Poteva bastare quando gli USA non ne esercitavano e la Cina aveva un’altra postura. Ora però Pechino è molto più aggressiva e gli Stati Uniti improvvisamente si sono rivoltati contro di noi. Per di più abbiamo una presidente di Commissione debolissima. Non si intravedono leader politici in Europa all’altezza della sfida.
Quelli che abbiamo come si comportano?
Macron è debolissimo. Merz purtroppo gioca tutto in chiave sovranista. Impedisce l’operazione Unicredit quando la stessa Unicredit e Commerzbank sono due formiche su scala europea. L’Italia non conta nulla. Siamo messi veramente male.
Di questo passo reputo molto probabile una disgregazione europea. Non c’è un soggetto in grado di fare da kingmaker, di indicare la rotta: ciascuno gioca una partita di brevissimo momento ad uso elettorale interno. Siamo veramente in un momento molto delicato. Da come si sta sviluppando il dibattito sembra che stiamo affrontando una “crisetta”, ma questa è una frattura della storia e come tale ha bisogno di grandi innovazioni.
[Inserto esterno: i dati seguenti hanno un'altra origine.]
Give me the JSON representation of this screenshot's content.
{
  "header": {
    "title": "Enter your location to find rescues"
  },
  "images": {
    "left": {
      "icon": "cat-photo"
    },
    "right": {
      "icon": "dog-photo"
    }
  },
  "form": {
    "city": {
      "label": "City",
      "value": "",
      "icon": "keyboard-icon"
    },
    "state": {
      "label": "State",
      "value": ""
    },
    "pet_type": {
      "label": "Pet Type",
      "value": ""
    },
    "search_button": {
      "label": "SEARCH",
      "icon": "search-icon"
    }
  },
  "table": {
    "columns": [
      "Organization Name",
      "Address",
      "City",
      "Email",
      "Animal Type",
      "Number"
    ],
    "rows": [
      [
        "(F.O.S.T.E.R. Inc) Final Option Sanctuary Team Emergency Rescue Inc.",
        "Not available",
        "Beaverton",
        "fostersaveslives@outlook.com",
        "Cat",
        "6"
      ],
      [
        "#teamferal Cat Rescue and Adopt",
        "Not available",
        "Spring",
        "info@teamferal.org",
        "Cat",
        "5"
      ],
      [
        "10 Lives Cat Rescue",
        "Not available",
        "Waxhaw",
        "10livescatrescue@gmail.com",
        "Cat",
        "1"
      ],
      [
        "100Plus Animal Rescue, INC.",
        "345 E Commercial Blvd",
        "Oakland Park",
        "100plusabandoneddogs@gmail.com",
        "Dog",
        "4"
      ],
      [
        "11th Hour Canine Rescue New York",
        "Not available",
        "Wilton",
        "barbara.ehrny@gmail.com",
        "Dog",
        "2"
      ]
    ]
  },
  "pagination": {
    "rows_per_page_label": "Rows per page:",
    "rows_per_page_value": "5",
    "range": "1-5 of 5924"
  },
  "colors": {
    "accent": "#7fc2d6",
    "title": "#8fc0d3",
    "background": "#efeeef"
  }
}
Qual è allora la strada che dobbiamo imboccare?
La UE dovrebbe scomporsi per ricomporsi in un’architettura nuova. Per prima cosa dovrebbe togliere l’unanimità delle decisioni, anche se significasse abbandonare l’Europa a 27. A quel punto scatterebbe una nuova valutazione degli interessi.
L’Europa si è allargata troppo e ingrandendosi è diventata debole. Prodi ha voluto che si ingrandisse ma ora è troppo disomogenea. È un mercato di 450 milioni di persone con un sistema di interessi completamente diversi, tale per cui quando si va a negoziare non si rappresenta sostanzialmente nessuno.